Pour l'instant, il s'agit d'une mesure d'urgence et aucune solution pour la prochaine année scolaire n'a été annoncée publiquement. Des discussions ont lieu entre les acteurs concernés. Le Fonds de dépannage n'a pas les reins assez solides pour reprendre la gestion de Resto-Vie telle que laissée en avril.
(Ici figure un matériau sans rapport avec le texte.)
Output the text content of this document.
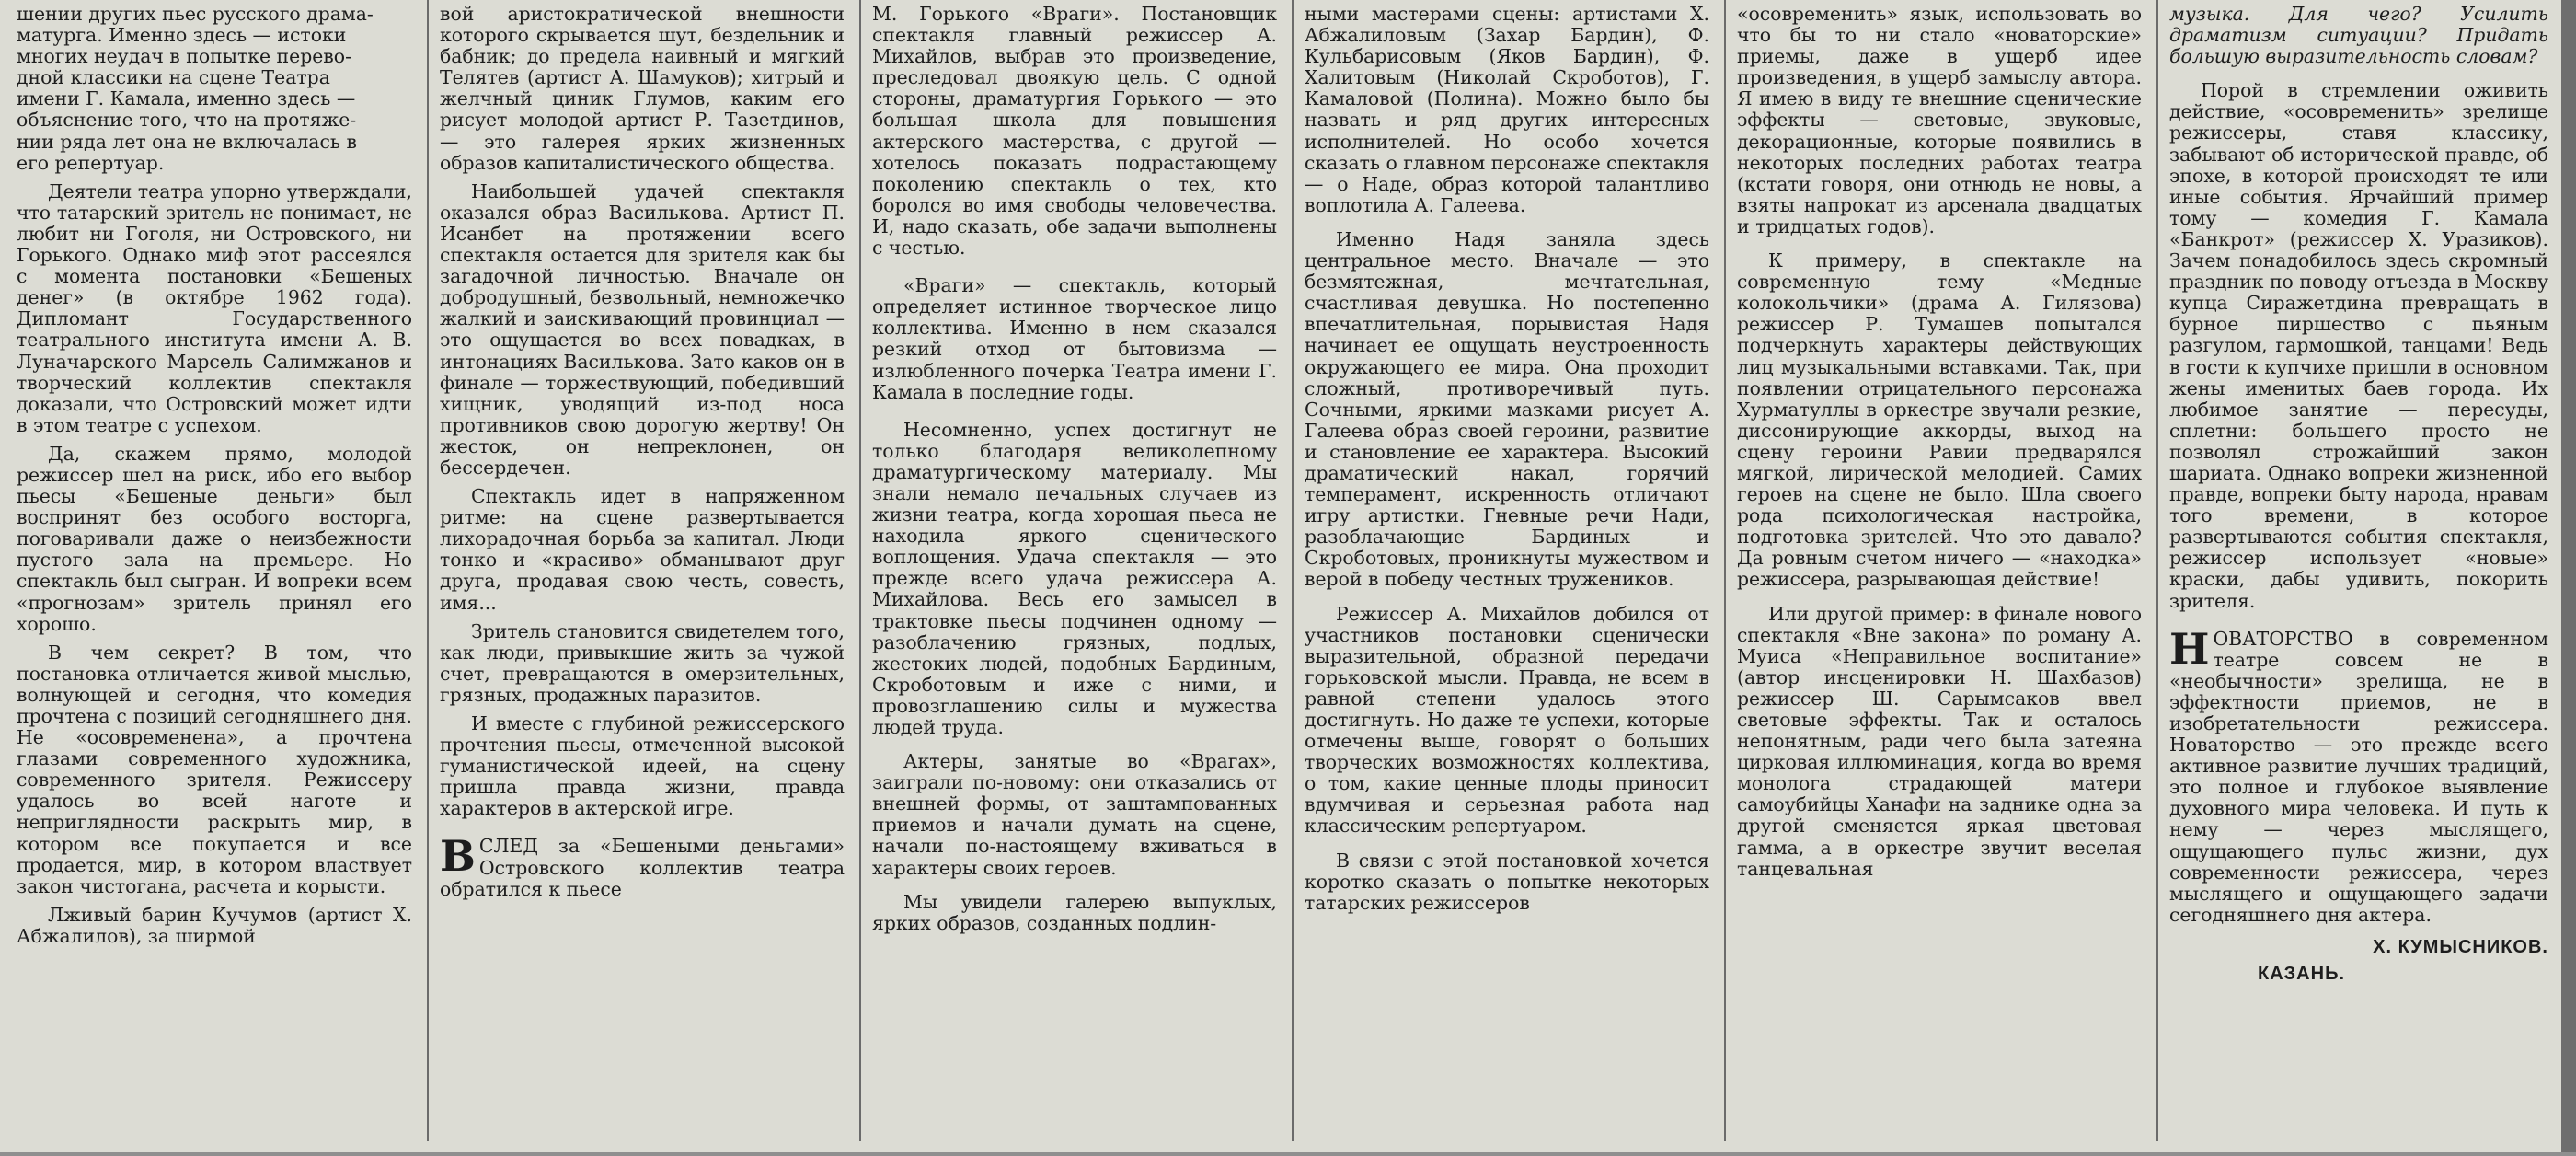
шении других пьес русского драма-
матурга. Именно здесь — истоки
многих неудач в попытке перево-
дной классики на сцене Театра
имени Г. Камала, именно здесь —
объяснение того, что на протяже-
нии ряда лет она не включалась в
его репертуар.

Деятели театра упорно утверждали, что татарский зритель не понимает, не любит ни Гоголя, ни Островского, ни Горького. Однако миф этот рассеялся с момента постановки «Бешеных денег» (в октябре 1962 года). Дипломант Государственного театрального института имени А. В. Луначарского Марсель Салимжанов и творческий коллектив спектакля доказали, что Островский может идти в этом театре с успехом.

Да, скажем прямо, молодой режиссер шел на риск, ибо его выбор пьесы «Бешеные деньги» был воспринят без особого восторга, поговаривали даже о неизбежности пустого зала на премьере. Но спектакль был сыгран. И вопреки всем «прогнозам» зритель принял его хорошо.

В чем секрет? В том, что постановка отличается живой мыслью, волнующей и сегодня, что комедия прочтена с позиций сегодняшнего дня. Не «осовременена», а прочтена глазами современного художника, современного зрителя. Режиссеру удалось во всей наготе и неприглядности раскрыть мир, в котором все покупается и все продается, мир, в котором властвует закон чистогана, расчета и корысти.

Лживый барин Кучумов (артист Х. Абжалилов), за ширмой

вой аристократической внешности которого скрывается шут, бездельник и бабник; до предела наивный и мягкий Телятев (артист А. Шамуков); хитрый и желчный циник Глумов, каким его рисует молодой артист Р. Тазетдинов, — это галерея ярких жизненных образов капиталистического общества.

Наибольшей удачей спектакля оказался образ Василькова. Артист П. Исанбет на протяжении всего спектакля остается для зрителя как бы загадочной личностью. Вначале он добродушный, безвольный, немножечко жалкий и заискивающий провинциал — это ощущается во всех повадках, в интонациях Василькова. Зато каков он в финале — торжествующий, победивший хищник, уводящий из-под носа противников свою дорогую жертву! Он жесток, он непреклонен, он бессердечен.

Спектакль идет в напряженном ритме: на сцене развертывается лихорадочная борьба за капитал. Люди тонко и «красиво» обманывают друг друга, продавая свою честь, совесть, имя...

Зритель становится свидетелем того, как люди, привыкшие жить за чужой счет, превращаются в омерзительных, грязных, продажных паразитов.

И вместе с глубиной режиссерского прочтения пьесы, отмеченной высокой гуманистической идеей, на сцену пришла правда жизни, правда характеров в актерской игре.

В СЛЕД за «Бешеными деньгами» Островского коллектив театра обратился к пьесе

М. Горького «Враги». Постановщик спектакля главный режиссер А. Михайлов, выбрав это произведение, преследовал двоякую цель. С одной стороны, драматургия Горького — это большая школа для повышения актерского мастерства, с другой — хотелось показать подрастающему поколению спектакль о тех, кто боролся во имя свободы человечества. И, надо сказать, обе задачи выполнены с честью.

«Враги» — спектакль, который определяет истинное творческое лицо коллектива. Именно в нем сказался резкий отход от бытовизма — излюбленного почерка Театра имени Г. Камала в последние годы.

Несомненно, успех достигнут не только благодаря великолепному драматургическому материалу. Мы знали немало печальных случаев из жизни театра, когда хорошая пьеса не находила яркого сценического воплощения. Удача спектакля — это прежде всего удача режиссера А. Михайлова. Весь его замысел в трактовке пьесы подчинен одному — разоблачению грязных, подлых, жестоких людей, подобных Бардиным, Скроботовым и иже с ними, и провозглашению силы и мужества людей труда.

Актеры, занятые во «Врагах», заиграли по-новому: они отказались от внешней формы, от заштампованных приемов и начали думать на сцене, начали по-настоящему вживаться в характеры своих героев.

Мы увидели галерею выпуклых, ярких образов, созданных подлин-

ными мастерами сцены: артистами Х. Абжалиловым (Захар Бардин), Ф. Кульбарисовым (Яков Бардин), Ф. Халитовым (Николай Скроботов), Г. Камаловой (Полина). Можно было бы назвать и ряд других интересных исполнителей. Но особо хочется сказать о главном персонаже спектакля — о Наде, образ которой талантливо воплотила А. Галеева.

Именно Надя заняла здесь центральное место. Вначале — это безмятежная, мечтательная, счастливая девушка. Но постепенно впечатлительная, порывистая Надя начинает ее ощущать неустроенность окружающего ее мира. Она проходит сложный, противоречивый путь. Сочными, яркими мазками рисует А. Галеева образ своей героини, развитие и становление ее характера. Высокий драматический накал, горячий темперамент, искренность отличают игру артистки. Гневные речи Нади, разоблачающие Бардиных и Скроботовых, проникнуты мужеством и верой в победу честных тружеников.

Режиссер А. Михайлов добился от участников постановки сценически выразительной, образной передачи горьковской мысли. Правда, не всем в равной степени удалось этого достигнуть. Но даже те успехи, которые отмечены выше, говорят о больших творческих возможностях коллектива, о том, какие ценные плоды приносит вдумчивая и серьезная работа над классическим репертуаром.

В связи с этой постановкой хочется коротко сказать о попытке некоторых татарских режиссеров

«осовременить» язык, использовать во что бы то ни стало «новаторские» приемы, даже в ущерб идее произведения, в ущерб замыслу автора. Я имею в виду те внешние сценические эффекты — световые, звуковые, декорационные, которые появились в некоторых последних работах театра (кстати говоря, они отнюдь не новы, а взяты напрокат из арсенала двадцатых и тридцатых годов).

К примеру, в спектакле на современную тему «Медные колокольчики» (драма А. Гилязова) режиссер Р. Тумашев попытался подчеркнуть характеры действующих лиц музыкальными вставками. Так, при появлении отрицательного персонажа Хурматуллы в оркестре звучали резкие, диссонирующие аккорды, выход на сцену героини Равии предварялся мягкой, лирической мелодией. Самих героев на сцене не было. Шла своего рода психологическая настройка, подготовка зрителей. Что это давало? Да ровным счетом ничего — «находка» режиссера, разрывающая действие!

Или другой пример: в финале нового спектакля «Вне закона» по роману А. Муиса «Неправильное воспитание» (автор инсценировки Н. Шахбазов) режиссер Ш. Сарымсаков ввел световые эффекты. Так и осталось непонятным, ради чего была затеяна цирковая иллюминация, когда во время монолога страдающей матери самоубийцы Ханафи на заднике одна за другой сменяется яркая цветовая гамма, а в оркестре звучит веселая танцевальная

музыка. Для чего? Усилить драматизм ситуации? Придать большую выразительность словам?

Порой в стремлении оживить действие, «осовременить» зрелище режиссеры, ставя классику, забывают об исторической правде, об эпохе, в которой происходят те или иные события. Ярчайший пример тому — комедия Г. Камала «Банкрот» (режиссер Х. Уразиков). Зачем понадобилось здесь скромный праздник по поводу отъезда в Москву купца Сиражетдина превращать в бурное пиршество с пьяным разгулом, гармошкой, танцами! Ведь в гости к купчихе пришли в основном жены именитых баев города. Их любимое занятие — пересуды, сплетни: большего просто не позволял строжайший закон шариата. Однако вопреки жизненной правде, вопреки быту народа, нравам того времени, в которое развертываются события спектакля, режиссер использует «новые» краски, дабы удивить, покорить зрителя.

Н ОВАТОРСТВО в современном театре совсем не в «необычности» зрелища, не в эффектности приемов, не в изобретательности режиссера. Новаторство — это прежде всего активное развитие лучших традиций, это полное и глубокое выявление духовного мира человека. И путь к нему — через мыслящего, ощущающего пульс жизни, дух современности режиссера, через мыслящего и ощущающего задачи сегодняшнего дня актера.

Х. КУМЫСНИКОВ.
КАЗАНЬ.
De son côté, Partage-Action est ouvert à regarder le dossier avec un organisme qui voudrait reprendre l'affaire. «Nous avons coupé la subvention de Resto-Vie parce qu'il ne répondait plus à nos critères en terme de gestion. Par contre, nous voulons soutenir le besoin alimentaire des enfants», affirme Heather Holmes, la directrice générale par intérim de Partage-Action.

De plus, cette nouvelle mesure ne résout pas la question à long terme: qui s'occupera de faire manger ces enfants et leur parent durant les vacances d'été? Et lorsqu'ils seront au secondaire?